Where would you rather work? Somewhere at which your cash bonus will be restricted to £65k, fin d’histoire, or somewhere where you can earn £346k in clean cash?
BarCap has the initial, unappealing, compensation structure. Credit Suisse has the second.
BarCap’s nastiness may be somewhat mitigated by the fact that half its deferred bonuses appear to vest in 2012. But still. Credit Suisse is being strangely generous.
How generous is shown in the table below, taken from Credit Suisse’s new compensation report: you can earn CHF500k (£347k) at Credit Suisse and you will only 30% of that deferred – in other words, you’ll get £243k in cash.
Similarly, you can earn up to CHF1m (£693k) at Credit Suisse and only have 50% of it deferred. CS bankers are cash rich.
This is all the more exciting what with the state of play at Deutsche Bank. Deutsche also released its compensation report the other day, and it wasn’t great.
Firstly, Deutsche is deferring 70% of everything more than €50k.
Secondly, Deutsche has decided to define all its MDs in the investment bank as risk takers, thereby making it necessary to pay them in accordance with EU rules and defer at least 40% of their compensation. As a result, Deutsche now has 1,363 ‘risk takers’ (up from 168 in 2010). Credit Suisse has 487.
And thirdly, Deutsche has a horrible clawback under which the entirety of the bonus due to vest in a particular year will be removed in the event of a €1 loss at either divisional or company level.
By comparison, Credit Suisse bankers have to make rather a large loss before they’re afflicted by a meaningful clawback, as evidenced by the chart below.
Despite being in no real position to pay anyone after achieving a cost income ratio of 105% in the investment bank in the fourth quarter, Credit Suisse is also being more generous than the likes of Deutsche and UBS. While those banks paid their code staff an average of £1.1m last year, CS allocated £1.3m.
However, Credit Suisse’s compensation structure isn’t totally chill. Some elements are likely to cause apoplexy.

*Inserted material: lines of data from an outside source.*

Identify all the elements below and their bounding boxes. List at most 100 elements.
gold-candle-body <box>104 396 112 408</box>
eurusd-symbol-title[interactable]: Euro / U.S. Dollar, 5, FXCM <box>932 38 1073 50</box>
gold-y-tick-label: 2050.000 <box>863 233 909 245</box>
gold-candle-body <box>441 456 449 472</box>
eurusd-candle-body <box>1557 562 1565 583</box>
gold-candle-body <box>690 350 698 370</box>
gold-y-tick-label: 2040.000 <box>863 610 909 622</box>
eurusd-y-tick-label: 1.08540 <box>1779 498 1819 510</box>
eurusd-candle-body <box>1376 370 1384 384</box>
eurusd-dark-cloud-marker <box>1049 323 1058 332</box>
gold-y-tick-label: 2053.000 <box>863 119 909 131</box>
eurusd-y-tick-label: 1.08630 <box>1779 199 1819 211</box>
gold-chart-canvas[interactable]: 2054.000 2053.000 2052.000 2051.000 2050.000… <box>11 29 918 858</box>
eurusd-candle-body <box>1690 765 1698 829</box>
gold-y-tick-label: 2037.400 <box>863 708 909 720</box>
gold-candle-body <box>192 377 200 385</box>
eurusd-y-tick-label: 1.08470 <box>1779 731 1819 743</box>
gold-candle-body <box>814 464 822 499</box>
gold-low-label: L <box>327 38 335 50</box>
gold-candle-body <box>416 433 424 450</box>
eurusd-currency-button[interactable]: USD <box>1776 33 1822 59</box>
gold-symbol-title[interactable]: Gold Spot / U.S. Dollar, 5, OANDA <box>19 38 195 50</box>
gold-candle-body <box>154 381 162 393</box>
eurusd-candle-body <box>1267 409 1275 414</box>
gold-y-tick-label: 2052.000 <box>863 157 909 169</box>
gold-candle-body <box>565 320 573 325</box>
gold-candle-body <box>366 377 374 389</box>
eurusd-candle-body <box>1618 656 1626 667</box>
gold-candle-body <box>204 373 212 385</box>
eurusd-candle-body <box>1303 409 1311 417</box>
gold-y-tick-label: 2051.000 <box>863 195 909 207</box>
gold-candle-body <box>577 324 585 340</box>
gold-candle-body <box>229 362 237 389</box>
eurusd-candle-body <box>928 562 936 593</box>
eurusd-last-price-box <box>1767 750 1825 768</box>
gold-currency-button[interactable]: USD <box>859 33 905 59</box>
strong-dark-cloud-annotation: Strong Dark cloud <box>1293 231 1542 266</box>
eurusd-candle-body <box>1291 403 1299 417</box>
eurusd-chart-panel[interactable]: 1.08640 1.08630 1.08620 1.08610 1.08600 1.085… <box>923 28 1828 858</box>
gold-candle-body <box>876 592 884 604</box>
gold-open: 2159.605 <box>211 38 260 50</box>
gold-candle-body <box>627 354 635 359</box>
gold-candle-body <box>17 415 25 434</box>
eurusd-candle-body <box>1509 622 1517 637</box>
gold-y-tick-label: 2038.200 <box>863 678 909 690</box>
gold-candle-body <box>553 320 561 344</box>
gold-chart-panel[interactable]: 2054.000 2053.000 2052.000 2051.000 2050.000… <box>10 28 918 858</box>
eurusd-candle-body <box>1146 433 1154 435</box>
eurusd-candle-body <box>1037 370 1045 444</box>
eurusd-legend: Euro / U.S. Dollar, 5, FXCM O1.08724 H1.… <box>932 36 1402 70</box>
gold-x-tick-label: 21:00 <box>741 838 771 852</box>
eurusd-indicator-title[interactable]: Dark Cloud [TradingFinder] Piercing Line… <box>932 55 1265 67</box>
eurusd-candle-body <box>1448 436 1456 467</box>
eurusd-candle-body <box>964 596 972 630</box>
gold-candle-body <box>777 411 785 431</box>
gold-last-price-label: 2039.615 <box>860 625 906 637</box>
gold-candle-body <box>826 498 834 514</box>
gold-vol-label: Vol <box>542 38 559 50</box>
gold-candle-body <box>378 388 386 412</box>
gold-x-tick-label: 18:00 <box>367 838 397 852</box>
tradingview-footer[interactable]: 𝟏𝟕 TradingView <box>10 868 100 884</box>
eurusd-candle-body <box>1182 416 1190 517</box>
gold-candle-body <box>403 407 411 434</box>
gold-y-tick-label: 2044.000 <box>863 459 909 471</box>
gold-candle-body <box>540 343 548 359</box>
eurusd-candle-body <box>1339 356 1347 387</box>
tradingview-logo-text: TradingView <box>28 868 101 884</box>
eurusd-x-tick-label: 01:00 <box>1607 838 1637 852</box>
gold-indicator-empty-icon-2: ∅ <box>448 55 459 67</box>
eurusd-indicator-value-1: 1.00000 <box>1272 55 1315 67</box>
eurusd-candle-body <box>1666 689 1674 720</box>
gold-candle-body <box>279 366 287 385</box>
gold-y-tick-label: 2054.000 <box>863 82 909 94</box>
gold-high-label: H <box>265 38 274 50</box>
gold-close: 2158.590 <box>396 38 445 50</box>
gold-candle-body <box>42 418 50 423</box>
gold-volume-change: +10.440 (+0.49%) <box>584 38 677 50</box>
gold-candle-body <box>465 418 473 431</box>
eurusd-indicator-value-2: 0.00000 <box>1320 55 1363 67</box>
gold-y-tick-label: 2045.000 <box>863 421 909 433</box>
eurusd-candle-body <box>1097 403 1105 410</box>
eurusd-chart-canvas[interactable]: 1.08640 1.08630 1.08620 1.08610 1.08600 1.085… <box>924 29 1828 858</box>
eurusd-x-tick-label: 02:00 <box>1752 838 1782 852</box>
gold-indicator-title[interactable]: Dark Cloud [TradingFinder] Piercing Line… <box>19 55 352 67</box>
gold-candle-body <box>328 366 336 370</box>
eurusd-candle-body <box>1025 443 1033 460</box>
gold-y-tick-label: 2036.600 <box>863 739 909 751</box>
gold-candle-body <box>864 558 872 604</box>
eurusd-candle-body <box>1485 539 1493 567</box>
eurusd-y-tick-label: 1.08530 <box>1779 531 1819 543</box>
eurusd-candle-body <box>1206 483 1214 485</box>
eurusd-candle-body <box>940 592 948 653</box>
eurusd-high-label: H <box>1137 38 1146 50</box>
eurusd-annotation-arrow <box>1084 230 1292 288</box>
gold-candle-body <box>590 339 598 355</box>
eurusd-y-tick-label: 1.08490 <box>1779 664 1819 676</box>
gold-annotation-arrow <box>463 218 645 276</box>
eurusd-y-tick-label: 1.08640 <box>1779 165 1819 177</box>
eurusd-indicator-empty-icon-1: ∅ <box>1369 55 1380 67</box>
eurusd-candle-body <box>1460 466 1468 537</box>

Notably, just under a third of last year’s bonus pool was formed of PAF2 units, given to 5,500 senior employees at the investment bank.
These can be clawed back in their entirety in the event at recipient leaves for a rival bank within three years of their issue date.
Worse: they have a maturity of four years, but this can be extended to 9 years, “at the decision of either the group or the holders acting collectively.” It’s hard to see the holders agreeing to an extension, but at some point in the next 4 years Credit Suisse might decide to defer a third of 2011 bonuses for 9 years instead of four. That doesn’t sound good, even if there was a lot of cash to make up for it.